Attila Somfalvi of Ynet, in line with his boss’s preference, saw the “good,” tweeting that Herzog “at certain moments was a real man: he didn’t blame anyone, didn’t sidestep his responsibility.” Haredim10’s Sari Rot’s tweet read: “am I the only one who wasn’t shocked how bad [Herzog] was? I actually think he was human, considerate, a mensch.” Drucker, incidentally, publishes a personal column on the Haredim10 website, an example of secular/haredi coexistence. Avishai Ivri, main writer at Channel 1’s “We’ll Be the Judge” satire crew, wryly commented that perhaps PR whiz Reuven Adler should have run himself. He probably would have lost but, Ivri typed, it “wouldn’t have been such a sad joke.”
Orit Galili, formerly of Haaretz, admitted that the journalist referred to in the film as warning Herzog the Friday prior to the elections that Netanyahu would win was herself. Kol Israel’s Keren Neubach was blunt: “I can only wonder what made Herzog allow Goren to film him in such embarrassing moments... and why anyone presumed he could win.”
That last Neubach observation is the heart of the matter.
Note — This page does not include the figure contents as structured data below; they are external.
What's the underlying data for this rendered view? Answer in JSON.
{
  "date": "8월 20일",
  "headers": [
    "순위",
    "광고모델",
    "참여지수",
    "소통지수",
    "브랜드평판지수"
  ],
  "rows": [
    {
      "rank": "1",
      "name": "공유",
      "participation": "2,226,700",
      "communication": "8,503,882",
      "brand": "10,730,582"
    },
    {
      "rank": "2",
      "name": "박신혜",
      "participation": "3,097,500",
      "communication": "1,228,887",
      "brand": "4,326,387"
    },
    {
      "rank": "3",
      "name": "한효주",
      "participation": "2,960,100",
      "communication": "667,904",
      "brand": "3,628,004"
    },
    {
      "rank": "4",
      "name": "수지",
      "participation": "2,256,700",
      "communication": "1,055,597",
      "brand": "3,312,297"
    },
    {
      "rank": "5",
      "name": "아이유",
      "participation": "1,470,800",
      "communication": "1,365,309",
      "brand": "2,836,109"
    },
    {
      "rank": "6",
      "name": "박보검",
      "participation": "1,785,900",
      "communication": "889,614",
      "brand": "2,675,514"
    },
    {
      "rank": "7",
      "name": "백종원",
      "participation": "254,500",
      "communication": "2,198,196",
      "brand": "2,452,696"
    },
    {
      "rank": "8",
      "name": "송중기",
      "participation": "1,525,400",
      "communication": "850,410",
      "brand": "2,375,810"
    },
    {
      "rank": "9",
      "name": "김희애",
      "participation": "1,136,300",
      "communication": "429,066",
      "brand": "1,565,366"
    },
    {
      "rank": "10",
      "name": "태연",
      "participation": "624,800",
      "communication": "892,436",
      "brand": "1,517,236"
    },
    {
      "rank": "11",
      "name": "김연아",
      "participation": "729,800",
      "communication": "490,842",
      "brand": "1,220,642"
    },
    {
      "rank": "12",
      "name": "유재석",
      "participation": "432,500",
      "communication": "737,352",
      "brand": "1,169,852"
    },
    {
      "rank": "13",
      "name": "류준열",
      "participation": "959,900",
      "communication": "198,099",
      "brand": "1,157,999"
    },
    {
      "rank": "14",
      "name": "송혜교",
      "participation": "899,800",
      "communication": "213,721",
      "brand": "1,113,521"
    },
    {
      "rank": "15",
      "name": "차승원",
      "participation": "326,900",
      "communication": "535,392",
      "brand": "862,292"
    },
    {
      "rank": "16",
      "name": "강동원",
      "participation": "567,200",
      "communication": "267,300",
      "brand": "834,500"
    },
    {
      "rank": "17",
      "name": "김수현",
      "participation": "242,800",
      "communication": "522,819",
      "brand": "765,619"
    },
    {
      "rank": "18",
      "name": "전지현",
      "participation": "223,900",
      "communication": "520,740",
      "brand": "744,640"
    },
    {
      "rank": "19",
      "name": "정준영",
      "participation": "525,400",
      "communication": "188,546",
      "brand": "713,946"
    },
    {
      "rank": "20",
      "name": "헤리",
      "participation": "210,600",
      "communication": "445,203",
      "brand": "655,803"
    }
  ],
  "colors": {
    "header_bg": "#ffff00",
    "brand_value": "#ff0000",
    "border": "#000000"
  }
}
Herzog’s “march of folly” was open and as the film clearly shows, obvious to many media people; the producers, director, cameramen, support crew, editors and their assistants and perhaps even Raviv Drucker himself. Herzog’s victory was very much in doubt, but this was kept a secret. Journalists hid the reality from the public.
As Israel Hayom’s Haim Shine wrote on May 19, the film showed journalists “who saw Herzog’s audience- less election conferences in Beit She’an and Beersheba but still tried to convince us that Herzog was our salvation.” More important for him, and for democracy, was his demand “that the media take a look at itself and atone for its sins, the sins of arrogance, deception and exploiting freedom of speech.”
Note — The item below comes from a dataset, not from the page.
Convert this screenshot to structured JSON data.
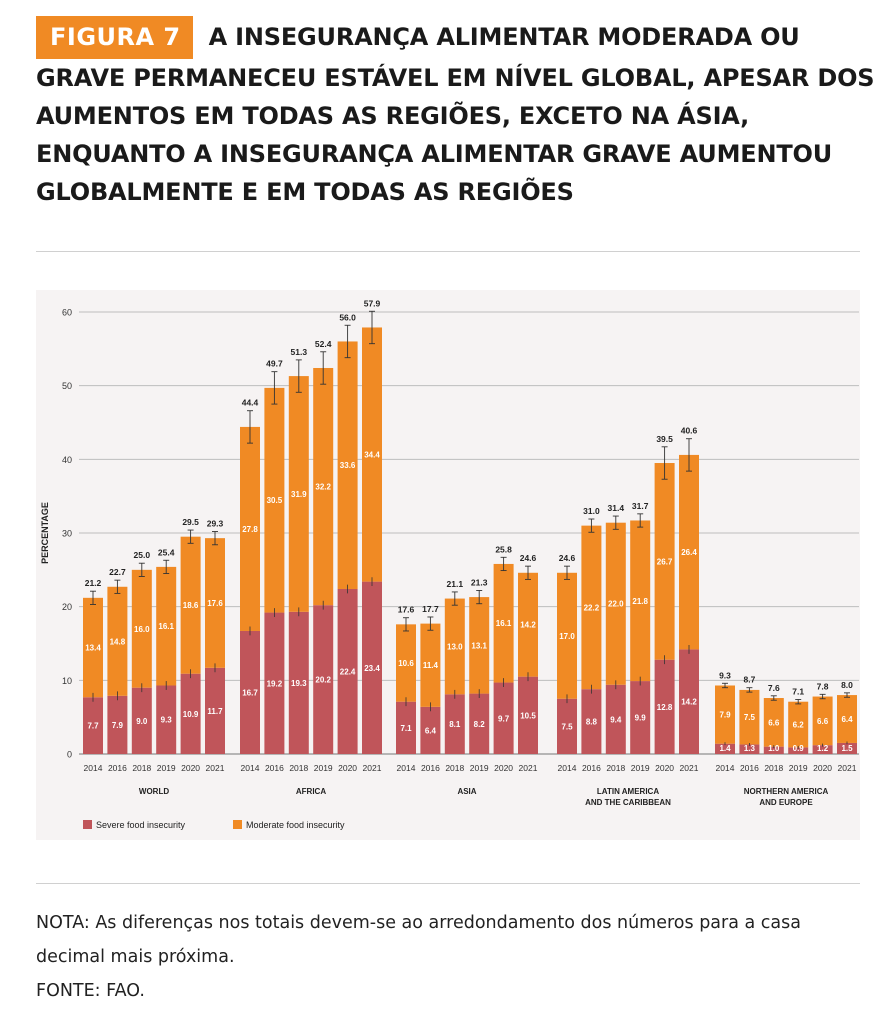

Channel 10 violated professional ethics. Its editors must have known about Goren’s devastating report, but they preferred silence to honest reporting. Why then should we the public believe anything controversial emanating from this channel? The latest in this saga is the channel’s accusations against the prime minister who, on his last day as finance minister, implemented a recommendation of the Second Authority for TV and Radio (SATR) to impose upon the channel a payment of NIS 16.8m., a past debt of the channel for the right to its broadcasting concession.
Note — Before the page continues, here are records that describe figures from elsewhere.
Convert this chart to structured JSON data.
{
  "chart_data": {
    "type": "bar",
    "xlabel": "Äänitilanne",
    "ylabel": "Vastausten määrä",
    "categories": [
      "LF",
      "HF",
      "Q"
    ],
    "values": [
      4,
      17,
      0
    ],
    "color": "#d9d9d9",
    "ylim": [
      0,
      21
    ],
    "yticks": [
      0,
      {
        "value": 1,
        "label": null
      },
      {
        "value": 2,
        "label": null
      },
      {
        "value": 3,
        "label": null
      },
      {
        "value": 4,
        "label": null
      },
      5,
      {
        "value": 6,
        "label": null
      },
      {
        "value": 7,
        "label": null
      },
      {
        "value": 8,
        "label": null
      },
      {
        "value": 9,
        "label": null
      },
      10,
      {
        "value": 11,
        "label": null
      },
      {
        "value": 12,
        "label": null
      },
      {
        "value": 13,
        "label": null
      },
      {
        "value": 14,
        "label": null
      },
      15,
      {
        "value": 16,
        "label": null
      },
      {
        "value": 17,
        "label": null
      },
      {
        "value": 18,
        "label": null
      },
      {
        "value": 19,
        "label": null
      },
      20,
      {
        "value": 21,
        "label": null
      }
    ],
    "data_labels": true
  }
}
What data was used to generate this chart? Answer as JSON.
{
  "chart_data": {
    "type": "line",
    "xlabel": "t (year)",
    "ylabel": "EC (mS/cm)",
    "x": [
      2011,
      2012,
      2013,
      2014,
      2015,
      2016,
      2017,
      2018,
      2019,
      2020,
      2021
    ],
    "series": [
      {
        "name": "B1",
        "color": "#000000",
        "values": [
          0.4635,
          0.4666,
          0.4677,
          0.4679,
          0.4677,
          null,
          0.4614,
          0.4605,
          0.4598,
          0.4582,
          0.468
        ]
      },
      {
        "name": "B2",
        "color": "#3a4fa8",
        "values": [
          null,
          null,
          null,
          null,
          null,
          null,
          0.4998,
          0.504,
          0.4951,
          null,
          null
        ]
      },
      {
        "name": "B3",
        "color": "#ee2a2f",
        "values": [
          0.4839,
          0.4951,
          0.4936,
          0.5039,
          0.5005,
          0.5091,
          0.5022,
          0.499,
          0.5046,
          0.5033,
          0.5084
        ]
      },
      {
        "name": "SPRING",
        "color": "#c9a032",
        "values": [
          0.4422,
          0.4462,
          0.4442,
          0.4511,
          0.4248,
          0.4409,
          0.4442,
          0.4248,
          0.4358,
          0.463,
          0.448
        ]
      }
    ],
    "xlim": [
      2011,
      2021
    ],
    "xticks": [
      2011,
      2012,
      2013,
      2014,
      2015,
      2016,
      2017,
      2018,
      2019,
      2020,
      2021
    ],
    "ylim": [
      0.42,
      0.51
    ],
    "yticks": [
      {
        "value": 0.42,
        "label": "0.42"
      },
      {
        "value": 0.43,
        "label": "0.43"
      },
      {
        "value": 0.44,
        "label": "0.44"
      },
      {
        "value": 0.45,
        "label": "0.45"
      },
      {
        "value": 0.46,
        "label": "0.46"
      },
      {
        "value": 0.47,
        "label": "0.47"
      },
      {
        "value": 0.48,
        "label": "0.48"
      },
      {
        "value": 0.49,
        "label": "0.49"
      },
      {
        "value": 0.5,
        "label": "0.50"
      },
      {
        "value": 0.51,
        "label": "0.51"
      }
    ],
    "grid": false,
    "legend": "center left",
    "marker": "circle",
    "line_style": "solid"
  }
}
Channel 10 immediately cried foul, accusing Netanyahu of purposely harming the negotiations to find a new financier for the channel. It promptly petitioned the Supreme Court to annul Netanyahu’s decision, and Justice Anat Baron ordered the prime minister to respond to the claims within a week.
Netanyahu, before the elections, acceded to Channel 10’s blackmail. Despite six months’ breathing space to mend its ways, the channel showed no gratitude to the politicians’ largesse. Why should the Treasury overlook the channel’s debts once again? Channel 10 is a blight on Israel’s media industry. It does not uphold accepted media norms, it wastes the public’s money and it does not hesitate to blackmail the political system prior to elections. We can only hope that the prime minister will not once again cave in to the channel’s pressure and that the Israeli public will for once and for all be rid of it.
The authors are respectively vice chairman and chairman of Israel’s Media Watch (www.imw.org.il).